Roller Ortadan Kalkmamalı
Bu nedenle kadınların ve erkeklerin cinsel rolleri arasındaki çizginin tamamıyla ortadan kalkmaması gerektiğini vurgulayan Cem Keçe, "Çünkü cinsellikte ilk başta kadınlar, verici, yumuşak, sıcak ve yuvarlaktırlar. Erkekler ise, atılgan, seksi başlatma konusunda daha aktif, alıcı, katı, köşeli ve soğukturlar. Daha sonra, erkekler olgunlaştıkça duyguların ne kadar önemli olduğunu ve kadın ruhunun inceliklerini öğrenirler ve bunun sonucunda vermenin ve karşılıklı tatminin ilişkilerde yer etmesi gerektiğini keşfederler. Kadınlar ise, olgunlaştıkça vermekle ilgili yeni stratejiler keşfederler, mantıklı yaklaşımlarla sorunların çözümünü hedeflerler, özel hayatlarında işte olduğu gibi baskın olmak istemezler, eşlerinin kendilerini yönlendirmesini beklerler, iş hayatlarındaki baskın kimliklerinden yatakta kurtulmak, kendilerini arzulu, yönlendiren bir erkeğin kollarına bırakmak isterler. Yani ancak hem bilişsel hem de duygusal bağlamda yeterli olgunluğa ulaşabilen bireyler, birbirlerine üstünlük kurma amacında değil, birbirlerini tamamlama, bir bütün olma veya duygusal paylaşımlara açık olma amacında olabilirler.Seks hayatında daha fazla erkeksi rolü üstlenen kadınlar zamanla dişiliklerini kaybetme riskiyle karşı karşıya kalabilirler. Bu durum partnerlerini mutlu edememe kaygısının ortaya çıkardığı terk edilme korkusuyla birleştiğinde, sevişirken rol yapmaya dönüşebilir. Sonuç olarak, kadın hakları mücadelesi cinsel yaşamı olumsuz etkilememelidir" diye konuştu.

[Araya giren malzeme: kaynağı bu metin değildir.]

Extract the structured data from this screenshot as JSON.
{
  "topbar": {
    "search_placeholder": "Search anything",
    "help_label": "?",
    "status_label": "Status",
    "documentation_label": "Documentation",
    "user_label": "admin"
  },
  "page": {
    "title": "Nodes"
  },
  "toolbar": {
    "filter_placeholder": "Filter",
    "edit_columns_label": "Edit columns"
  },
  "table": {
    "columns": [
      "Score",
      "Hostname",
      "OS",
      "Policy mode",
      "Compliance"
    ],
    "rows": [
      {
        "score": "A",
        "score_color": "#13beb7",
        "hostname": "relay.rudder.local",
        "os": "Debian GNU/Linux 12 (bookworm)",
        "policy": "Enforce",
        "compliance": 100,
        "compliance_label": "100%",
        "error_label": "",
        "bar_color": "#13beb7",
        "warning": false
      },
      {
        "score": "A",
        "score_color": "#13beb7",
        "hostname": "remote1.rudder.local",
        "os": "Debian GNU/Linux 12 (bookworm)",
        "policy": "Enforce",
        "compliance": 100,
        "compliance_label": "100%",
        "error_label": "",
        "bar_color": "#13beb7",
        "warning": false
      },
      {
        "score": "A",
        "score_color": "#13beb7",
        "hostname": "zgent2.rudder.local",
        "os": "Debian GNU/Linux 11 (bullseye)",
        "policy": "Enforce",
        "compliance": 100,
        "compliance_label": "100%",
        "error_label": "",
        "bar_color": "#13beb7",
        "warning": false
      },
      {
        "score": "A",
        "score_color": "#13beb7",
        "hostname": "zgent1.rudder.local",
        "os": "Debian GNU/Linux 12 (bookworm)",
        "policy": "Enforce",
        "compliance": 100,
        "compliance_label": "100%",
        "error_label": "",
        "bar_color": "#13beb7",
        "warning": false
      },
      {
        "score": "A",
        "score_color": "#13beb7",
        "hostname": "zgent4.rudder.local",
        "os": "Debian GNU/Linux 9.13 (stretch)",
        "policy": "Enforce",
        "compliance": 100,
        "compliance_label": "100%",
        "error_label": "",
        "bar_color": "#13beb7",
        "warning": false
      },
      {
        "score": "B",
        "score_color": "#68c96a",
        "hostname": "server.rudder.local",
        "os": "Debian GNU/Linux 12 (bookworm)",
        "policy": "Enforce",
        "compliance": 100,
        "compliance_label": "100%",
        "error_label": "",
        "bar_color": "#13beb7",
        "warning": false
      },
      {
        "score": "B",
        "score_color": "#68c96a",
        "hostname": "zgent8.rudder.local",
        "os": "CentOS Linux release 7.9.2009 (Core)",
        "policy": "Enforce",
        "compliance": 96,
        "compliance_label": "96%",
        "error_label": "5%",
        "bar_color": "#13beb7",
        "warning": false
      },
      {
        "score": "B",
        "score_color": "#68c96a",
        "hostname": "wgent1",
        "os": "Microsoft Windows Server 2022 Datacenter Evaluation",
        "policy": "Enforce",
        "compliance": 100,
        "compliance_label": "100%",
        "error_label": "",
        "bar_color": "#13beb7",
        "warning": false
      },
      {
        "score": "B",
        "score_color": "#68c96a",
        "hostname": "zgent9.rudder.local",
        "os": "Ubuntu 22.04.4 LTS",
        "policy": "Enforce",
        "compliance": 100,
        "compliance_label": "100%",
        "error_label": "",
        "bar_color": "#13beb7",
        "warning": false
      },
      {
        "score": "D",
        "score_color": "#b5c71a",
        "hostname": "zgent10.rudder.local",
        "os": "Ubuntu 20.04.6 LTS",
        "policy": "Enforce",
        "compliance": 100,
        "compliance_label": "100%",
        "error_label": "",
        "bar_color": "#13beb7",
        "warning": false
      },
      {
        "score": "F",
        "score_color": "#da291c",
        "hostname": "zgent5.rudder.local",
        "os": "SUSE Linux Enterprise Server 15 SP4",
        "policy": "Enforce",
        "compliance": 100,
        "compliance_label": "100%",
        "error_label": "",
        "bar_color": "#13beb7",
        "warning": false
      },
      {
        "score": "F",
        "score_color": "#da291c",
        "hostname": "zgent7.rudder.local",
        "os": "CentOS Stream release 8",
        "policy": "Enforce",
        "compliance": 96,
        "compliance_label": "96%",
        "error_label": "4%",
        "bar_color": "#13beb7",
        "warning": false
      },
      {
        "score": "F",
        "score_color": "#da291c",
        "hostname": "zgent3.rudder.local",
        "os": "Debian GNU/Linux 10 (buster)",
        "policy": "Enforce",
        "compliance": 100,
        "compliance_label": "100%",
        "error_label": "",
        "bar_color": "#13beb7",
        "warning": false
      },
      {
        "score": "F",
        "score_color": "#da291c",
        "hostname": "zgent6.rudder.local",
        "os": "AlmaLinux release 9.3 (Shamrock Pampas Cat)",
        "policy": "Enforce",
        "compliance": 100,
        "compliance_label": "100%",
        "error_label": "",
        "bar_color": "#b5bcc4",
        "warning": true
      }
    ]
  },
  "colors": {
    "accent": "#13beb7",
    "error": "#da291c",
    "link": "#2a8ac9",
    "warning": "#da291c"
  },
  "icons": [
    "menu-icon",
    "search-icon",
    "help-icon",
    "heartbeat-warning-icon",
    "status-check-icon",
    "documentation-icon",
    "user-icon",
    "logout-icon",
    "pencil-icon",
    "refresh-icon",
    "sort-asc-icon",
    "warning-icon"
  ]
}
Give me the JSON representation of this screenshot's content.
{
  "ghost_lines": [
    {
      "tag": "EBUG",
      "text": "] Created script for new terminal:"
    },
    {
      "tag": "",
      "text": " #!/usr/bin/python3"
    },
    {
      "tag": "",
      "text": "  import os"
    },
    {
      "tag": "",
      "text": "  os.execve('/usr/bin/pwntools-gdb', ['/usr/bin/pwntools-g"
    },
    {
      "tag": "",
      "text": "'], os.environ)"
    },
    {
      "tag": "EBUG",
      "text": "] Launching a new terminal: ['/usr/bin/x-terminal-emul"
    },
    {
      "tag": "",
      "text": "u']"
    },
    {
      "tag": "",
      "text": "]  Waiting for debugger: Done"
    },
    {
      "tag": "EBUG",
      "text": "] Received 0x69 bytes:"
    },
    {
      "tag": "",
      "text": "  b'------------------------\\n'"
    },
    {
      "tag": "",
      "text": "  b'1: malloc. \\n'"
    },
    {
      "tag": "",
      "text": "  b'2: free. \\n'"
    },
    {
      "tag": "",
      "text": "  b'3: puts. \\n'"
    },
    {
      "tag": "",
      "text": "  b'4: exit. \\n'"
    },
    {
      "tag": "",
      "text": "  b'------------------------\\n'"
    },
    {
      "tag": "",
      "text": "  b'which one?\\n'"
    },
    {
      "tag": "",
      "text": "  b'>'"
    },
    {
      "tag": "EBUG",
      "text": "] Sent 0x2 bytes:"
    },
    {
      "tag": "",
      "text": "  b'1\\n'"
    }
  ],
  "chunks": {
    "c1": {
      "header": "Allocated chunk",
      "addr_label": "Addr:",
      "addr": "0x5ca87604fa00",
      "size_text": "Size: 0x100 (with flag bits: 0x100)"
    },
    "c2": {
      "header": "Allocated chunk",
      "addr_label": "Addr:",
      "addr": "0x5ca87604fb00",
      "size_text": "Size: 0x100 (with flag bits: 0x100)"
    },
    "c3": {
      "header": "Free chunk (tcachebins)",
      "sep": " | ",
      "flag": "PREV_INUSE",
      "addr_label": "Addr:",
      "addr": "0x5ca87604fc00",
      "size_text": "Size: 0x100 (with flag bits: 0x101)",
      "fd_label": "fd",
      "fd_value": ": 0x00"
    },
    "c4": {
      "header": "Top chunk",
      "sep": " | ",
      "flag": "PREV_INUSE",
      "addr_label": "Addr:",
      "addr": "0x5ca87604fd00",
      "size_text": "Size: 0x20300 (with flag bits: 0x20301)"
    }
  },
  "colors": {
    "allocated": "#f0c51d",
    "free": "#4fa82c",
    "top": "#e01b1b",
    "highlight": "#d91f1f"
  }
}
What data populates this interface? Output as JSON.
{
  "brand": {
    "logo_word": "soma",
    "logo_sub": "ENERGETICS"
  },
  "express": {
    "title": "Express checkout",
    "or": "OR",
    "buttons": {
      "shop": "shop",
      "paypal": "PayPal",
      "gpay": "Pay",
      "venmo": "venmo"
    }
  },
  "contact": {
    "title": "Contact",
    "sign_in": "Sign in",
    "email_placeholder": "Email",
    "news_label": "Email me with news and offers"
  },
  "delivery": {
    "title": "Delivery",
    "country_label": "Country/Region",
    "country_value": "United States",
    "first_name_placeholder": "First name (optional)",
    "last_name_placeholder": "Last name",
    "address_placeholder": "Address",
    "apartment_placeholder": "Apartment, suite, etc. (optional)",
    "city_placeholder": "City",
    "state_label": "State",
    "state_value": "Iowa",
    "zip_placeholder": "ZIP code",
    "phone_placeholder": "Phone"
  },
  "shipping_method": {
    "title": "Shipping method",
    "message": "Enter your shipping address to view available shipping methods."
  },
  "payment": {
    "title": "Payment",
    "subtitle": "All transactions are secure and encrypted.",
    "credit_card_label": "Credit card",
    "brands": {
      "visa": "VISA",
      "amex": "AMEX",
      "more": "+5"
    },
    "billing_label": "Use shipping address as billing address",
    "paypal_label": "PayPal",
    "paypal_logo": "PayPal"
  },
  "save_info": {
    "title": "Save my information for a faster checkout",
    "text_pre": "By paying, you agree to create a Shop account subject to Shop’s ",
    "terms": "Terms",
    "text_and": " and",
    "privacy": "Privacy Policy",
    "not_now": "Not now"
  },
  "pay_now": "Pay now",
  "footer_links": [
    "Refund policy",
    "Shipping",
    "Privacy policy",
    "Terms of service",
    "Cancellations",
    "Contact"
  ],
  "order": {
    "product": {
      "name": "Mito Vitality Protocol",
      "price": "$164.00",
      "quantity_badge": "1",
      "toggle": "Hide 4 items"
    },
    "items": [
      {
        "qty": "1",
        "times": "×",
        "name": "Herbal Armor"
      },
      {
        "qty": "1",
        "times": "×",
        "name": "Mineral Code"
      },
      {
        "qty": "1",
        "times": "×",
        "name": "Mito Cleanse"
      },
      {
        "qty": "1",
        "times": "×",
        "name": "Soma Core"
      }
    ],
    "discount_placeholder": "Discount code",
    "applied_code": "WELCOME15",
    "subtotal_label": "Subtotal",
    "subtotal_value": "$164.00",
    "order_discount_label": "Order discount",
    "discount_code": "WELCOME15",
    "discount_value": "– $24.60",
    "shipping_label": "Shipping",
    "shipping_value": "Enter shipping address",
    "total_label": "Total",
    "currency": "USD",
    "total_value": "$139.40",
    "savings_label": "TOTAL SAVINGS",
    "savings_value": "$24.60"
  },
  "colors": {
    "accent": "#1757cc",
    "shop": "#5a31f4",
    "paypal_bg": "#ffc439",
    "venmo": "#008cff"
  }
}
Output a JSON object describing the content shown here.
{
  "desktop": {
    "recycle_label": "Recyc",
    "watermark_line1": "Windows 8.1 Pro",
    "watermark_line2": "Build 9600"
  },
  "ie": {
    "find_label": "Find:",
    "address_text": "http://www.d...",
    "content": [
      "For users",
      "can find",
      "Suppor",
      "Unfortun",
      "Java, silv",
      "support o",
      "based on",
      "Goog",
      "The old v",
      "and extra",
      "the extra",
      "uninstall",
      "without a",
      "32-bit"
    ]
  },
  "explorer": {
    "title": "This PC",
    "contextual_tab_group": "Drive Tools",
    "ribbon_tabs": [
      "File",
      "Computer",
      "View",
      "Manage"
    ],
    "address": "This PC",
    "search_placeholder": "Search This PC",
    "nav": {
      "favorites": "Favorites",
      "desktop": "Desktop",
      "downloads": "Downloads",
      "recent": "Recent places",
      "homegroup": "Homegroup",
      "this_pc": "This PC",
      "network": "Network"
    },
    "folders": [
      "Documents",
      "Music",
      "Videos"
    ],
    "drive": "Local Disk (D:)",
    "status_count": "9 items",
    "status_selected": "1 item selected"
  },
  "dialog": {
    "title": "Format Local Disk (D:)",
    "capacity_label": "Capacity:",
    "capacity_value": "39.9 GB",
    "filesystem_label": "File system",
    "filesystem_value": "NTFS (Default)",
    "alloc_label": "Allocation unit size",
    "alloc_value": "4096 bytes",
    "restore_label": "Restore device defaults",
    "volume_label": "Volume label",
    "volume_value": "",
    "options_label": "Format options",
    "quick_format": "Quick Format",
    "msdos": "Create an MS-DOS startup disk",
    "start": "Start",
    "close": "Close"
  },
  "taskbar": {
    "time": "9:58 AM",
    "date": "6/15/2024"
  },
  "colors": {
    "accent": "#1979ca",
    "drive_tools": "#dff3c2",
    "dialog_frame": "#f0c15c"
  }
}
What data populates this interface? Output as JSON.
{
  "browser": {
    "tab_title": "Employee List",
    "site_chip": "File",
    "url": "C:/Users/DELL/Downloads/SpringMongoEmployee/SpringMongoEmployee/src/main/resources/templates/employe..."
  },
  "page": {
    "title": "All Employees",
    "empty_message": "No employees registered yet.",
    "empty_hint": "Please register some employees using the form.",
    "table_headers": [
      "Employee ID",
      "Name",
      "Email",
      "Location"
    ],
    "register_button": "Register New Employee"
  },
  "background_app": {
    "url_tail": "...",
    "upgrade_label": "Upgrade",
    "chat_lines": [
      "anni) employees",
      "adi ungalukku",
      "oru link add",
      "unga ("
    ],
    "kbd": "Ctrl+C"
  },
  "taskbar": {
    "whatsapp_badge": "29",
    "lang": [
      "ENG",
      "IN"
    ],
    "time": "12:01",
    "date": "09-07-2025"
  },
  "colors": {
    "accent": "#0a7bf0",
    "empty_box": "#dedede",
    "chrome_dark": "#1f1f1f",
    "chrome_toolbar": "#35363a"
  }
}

Cinsellikte Zorlama ve Baskı Olmaz
Cinselliğin partnerlerin kendilerini ve birbirlerini tanımalarıyla ilgili bir kavram olduğunu söyleyen CİSED Genel Sekreteri ve CİSED Medya ve Halkla İlişkiler Koordinatörü Psikolog Serap Güngör ise şu bilgileri verdi:
"İnsanlar kendileri hakkında olumlu düşüncelere sahip olurlarsa, partnerlerine daha sevecen ve saygılı davranabilirler. Cinsellikte ve partner ilişkilerinde önemli olan, karşılıklı güven, dürüstlük, açıklık ve koşulsuz sevgiyle kişilerin birbirlerine karşı iradeli ve sorumlu davranmaları ve iki tarafında birbirlerinin maneviyatına ve mahremiyetine saygılı olmalarıdır. İşte bu sebepten dolayıdır ki, cinsellik asla zorlayıcı ve baskıcı bir hal almamalıdır. Sağlıklı ve mutlu bir cinsel birliktelik asla gelişigüzel bir şekilde ortaya çıkmaz, emek ve sabır gerektirir. Çünkü cinsellik; rahatlamış ve gevşemiş bir halde, sevişmenin ve dokunmanın verdiği hazza odaklanarak, haz alıp haz verebilme, ruhu ve bedeni paylaşabilme, ne olursa olsun bir şekilde boşalabilme bilim ve sanatıdır. Sağlıklı bir şekilde yaşanan cinsellik, ruhsal ve bedensel bir rahatlama sağlayarak, insanların dünyayla aralarındaki manevi bağı pekiştirir."